On or about November 1 of every year, Americans have the opportunity to purchase health insurance for the coming year. This is known as open enrollment. It typically runs no longer than January 15. The question is why open enrollment even exists. Is it insurance carrier choice or a government mandate?
The answer is actually both. Government health insurance programs including Medicare, Medicaid, and Affordable Care Act (ACA) exchange plans are subject to a federally mandated open enrollment period.
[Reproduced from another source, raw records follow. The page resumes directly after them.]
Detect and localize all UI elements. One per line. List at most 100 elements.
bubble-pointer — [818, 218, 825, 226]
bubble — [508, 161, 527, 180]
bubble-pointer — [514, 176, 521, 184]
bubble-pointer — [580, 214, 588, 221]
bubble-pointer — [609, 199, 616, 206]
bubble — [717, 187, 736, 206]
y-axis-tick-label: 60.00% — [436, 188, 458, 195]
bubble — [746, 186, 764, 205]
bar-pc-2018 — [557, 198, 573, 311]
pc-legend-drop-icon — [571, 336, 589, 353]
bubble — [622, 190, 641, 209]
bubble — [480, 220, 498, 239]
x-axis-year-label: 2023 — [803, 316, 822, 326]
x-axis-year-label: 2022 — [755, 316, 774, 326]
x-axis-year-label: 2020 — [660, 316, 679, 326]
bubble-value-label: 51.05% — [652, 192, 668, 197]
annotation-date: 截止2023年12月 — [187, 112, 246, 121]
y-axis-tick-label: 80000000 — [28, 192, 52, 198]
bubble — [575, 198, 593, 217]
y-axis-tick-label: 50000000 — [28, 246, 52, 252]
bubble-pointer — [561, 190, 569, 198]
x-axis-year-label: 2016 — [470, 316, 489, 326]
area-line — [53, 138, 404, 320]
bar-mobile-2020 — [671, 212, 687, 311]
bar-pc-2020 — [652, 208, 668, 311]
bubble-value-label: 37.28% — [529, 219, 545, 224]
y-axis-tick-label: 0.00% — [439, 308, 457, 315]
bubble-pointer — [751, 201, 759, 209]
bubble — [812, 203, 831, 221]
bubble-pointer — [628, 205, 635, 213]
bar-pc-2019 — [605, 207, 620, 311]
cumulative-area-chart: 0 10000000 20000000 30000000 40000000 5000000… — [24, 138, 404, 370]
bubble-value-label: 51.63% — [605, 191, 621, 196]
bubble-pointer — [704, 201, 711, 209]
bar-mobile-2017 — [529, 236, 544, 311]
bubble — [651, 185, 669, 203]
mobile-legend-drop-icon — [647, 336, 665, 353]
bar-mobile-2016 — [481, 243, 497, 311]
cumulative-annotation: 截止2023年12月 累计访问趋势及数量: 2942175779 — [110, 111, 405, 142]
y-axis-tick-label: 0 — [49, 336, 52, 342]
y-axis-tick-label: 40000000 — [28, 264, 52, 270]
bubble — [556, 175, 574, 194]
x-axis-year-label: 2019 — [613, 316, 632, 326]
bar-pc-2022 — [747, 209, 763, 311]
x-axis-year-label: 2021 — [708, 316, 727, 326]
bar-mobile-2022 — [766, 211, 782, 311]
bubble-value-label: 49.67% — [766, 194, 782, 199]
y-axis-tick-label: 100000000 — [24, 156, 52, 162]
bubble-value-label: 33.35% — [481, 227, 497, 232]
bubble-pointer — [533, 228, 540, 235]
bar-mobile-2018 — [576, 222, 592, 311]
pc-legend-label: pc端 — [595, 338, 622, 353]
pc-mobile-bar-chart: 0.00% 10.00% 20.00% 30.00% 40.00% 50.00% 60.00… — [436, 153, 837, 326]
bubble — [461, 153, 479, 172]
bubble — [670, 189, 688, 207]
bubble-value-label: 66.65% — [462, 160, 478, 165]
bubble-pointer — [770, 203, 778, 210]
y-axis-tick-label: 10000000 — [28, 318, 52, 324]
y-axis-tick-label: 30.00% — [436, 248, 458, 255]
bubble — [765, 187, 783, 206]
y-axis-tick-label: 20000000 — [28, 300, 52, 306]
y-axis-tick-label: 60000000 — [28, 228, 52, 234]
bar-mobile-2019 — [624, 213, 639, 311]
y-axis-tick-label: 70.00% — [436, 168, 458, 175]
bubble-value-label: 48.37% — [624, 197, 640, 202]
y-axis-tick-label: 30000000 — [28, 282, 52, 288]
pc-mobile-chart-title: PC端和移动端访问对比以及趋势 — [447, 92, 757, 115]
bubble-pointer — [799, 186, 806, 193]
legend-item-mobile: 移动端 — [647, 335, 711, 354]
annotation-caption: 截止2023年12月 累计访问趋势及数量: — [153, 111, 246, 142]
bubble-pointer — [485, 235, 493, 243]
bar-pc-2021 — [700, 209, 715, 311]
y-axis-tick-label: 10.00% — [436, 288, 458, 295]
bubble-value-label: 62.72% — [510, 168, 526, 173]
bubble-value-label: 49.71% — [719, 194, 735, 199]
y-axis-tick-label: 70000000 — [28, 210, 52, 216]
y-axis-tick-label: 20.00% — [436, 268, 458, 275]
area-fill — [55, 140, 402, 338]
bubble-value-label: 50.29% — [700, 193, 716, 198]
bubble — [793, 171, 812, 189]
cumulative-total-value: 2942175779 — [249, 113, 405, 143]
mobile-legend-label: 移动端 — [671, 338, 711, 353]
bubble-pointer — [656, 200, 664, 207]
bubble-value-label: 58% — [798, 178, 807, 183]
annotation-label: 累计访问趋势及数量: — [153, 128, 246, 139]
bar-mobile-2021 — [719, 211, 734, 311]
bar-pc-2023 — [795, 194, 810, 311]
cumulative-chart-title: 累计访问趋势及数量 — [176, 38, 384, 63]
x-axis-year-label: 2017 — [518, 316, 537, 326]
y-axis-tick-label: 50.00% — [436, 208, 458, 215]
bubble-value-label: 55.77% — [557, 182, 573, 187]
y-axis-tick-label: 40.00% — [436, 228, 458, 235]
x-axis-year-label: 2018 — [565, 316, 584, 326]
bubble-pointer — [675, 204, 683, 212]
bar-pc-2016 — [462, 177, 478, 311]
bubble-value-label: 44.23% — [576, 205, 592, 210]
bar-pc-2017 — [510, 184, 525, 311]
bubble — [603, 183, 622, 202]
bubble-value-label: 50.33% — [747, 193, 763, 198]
The companies that administer such plans have no other choice but to limit enrollment to certain times of the year.
Private health insurance is under no such mandates. According to Benefit Mall.com, insurance carriers can choose their own open enrollment periods or allow subscribers to enroll at any point throughout the year. Despite having such freedom, open enrollment is universal in the private health insurance world.
Why Open Enrollment Is a Thing
With tens of millions of people covered by health insurance of some sort, it makes sense that administering it all is a huge challenge. And yet there are arguably just as many people with auto insurance. Why aren’t auto policies offered in the same way?
It turns out that health insurance and car insurance are not even in the same league. One could make the case that health insurance isn’t really insurance at all. Rather, it is an intermediary payment system. That aside, BenefitMall says there are four reasons insurance carriers insist on open enrollment:
1. To Prevent Adverse Selections
Insurance companies need to limit their financial risks. One of the ways to do so is to prevent adverse selections through open enrollment. An adverse selection occurs when one party has more information than the other, giving the first party an advantage. An example would be a worker knowing of an upcoming surgery enrolling in a health plan when he otherwise would not have. Doing so costs the insurance company considerably.
2. To Encourage Enrollment When Healthy
Similar to adverse selection is the scenario of a worker not enrolling in health insurance until they actually become ill or suffers injury. Insurance carriers need healthy people to buy insurance or the entire system collapses. Open enrollment is designed to facilitate that.
3. To Minimize Administrative Costs
Signing up millions of people becomes a costly administrative nightmare if not properly managed. Administration is easier and less expensive when enrollment is confined to a short period of time.
4. For Rate Setting Purposes
Insurance carriers look to set their rates for the coming year before the year actually starts. In order to estimate with some measure of accuracy, they need to know how many subscribers they will have. Limiting enrollment to a small window of just a couple of weeks makes it possible.
Where It All Started
It is not clear where open enrollment got its start. History suggests that it probably dates to the burgeoning health insurance market of the postwar era. Carriers experienced an incredible influx in health insurance subscribers during the 1950s and 60s to the extent that keeping up with benefits started to become a fiduciary problem.
That is not to say that open enrollment was a requirement of all insurance carriers. That didn’t come into play until the HMO act in the 1970s. When HMOs became the norm, open enrollment was cemented. It is now part of the American culture.
Open enrollment is a choice among private insurance carriers. It is a federal mandate for Medicare, Medicaid, and ACA plans. One way or the other, purchasing health insurance outside of open enrollment is a challenge.